What do people eat in El Salvador?


The national dish in El Salvador is the "pupusa". A pupusa is a stuffed grilled tortilla. This tortilla is about 8 centimeters in diameter and half centimeter thick, and is made of dough, which can be prepared of mashed corn or rice. Common stuffing is cheese, or a combination of cheese with mashed pork cracklings, and/or mashed beans. Some other stuffing includes cheese with "loroco", mashed hard squash, and cheese with mashed hard squash. Pupusas are usually eaten for dinner, or for breakfast, and they are an inexpensive type of meal that families used to eat on weekends to escape out of the routine of the week, either in a traditional restaurant called "pupuseria", or at home.

Another traditional dish is the tamale, which is prepared by boiling or steaming a stuffed rectangular volume of dough, of around 10x5x3 centimeters, wrapped in leaves. There are at least four types of tamales, and they differ on the cereal that the dough is made of, the stuffing, and the type of leafs used to wrap it. The most common one is just called tamale, or "tamale of salt" in some regions, and their dough is made of corn.

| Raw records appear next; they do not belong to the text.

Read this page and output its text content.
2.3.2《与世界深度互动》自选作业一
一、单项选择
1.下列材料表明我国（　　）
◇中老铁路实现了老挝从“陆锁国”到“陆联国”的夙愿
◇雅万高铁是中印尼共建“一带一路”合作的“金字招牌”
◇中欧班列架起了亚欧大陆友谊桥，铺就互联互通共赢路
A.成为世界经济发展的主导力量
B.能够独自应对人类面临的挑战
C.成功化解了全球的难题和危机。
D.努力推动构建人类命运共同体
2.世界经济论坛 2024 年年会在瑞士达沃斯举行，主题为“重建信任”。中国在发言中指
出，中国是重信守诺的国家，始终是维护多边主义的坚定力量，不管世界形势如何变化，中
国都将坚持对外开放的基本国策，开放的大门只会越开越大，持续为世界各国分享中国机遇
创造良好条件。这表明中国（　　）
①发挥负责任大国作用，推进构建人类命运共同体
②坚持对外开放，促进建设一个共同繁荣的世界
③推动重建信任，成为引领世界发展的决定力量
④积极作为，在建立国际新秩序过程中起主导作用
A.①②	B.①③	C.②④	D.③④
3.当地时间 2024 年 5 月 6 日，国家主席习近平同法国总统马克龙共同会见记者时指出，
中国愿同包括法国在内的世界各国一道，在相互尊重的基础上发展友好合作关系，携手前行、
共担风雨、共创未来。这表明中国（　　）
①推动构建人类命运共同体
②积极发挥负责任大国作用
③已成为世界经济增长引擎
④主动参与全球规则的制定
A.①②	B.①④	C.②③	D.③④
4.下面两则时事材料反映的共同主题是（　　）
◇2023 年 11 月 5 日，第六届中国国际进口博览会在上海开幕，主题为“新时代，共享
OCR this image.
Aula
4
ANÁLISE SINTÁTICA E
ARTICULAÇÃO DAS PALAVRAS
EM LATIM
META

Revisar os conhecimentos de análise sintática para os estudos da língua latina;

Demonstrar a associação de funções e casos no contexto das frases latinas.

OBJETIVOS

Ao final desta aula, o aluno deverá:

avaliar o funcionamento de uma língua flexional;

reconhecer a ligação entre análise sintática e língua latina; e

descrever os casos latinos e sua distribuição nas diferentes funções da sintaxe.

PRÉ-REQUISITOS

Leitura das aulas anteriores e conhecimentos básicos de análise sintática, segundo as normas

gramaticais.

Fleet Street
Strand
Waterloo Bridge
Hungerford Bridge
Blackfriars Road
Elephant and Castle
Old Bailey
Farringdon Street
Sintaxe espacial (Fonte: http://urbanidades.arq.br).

These types of tamales can be stuffed with chopped chicken, pork, duck (not too common) or chipilin, and are wrapped in corn leaves. If this tamale is stuffed with mashed beans instead, it is called "tamale pisque", which is served with tomatoes’ sauce. If the traditional tamale is mixed with sugar during its preparation, and also stuffed with raisins, it is called "tamale of sugar". Another type of tamale is called "tamale of corn", whose dough is made of young corn, has no stuffing, is wrapped with corncob leaves, and is served with sour cream.

Typical options for breakfast are cereal with milk (most common among kids), tamales, pupusas, or a dish of eggs, beans, cheese, plantain, and one or two tortillas or bread. Coffee is common for breakfast. The eggs can be scrambled or fried. Beans can be mashed and fried, soupy, or mixed with rice, in which case they are called "casamiento" (wedding, as an analogy for the colors of the beans and the rice with the groom and the bride). Cheese for breakfast could be one slice of soft-unripened cheese, or a type of local hard cheese. Plantain could be served as fried and sliced, or chopped and parboiled.

The typical lunch includes rice, chicken, beef or fish, fresh salad, one or two tortillas, and a soft drink.

For dinner, families usually prepare at home a dish similar to the breakfast that might include eggs, beans, cheese and plantain. Pupusas or tamales are other options for dinner.

Common afternoon snacks are pastries with coffee.


It is polite for guests to try some of every dish that is served. Leaving a little food on the plate is considered good manners. Guests compliment the host or hostess on the meal, something which assures the hosts that the guests feel welcome.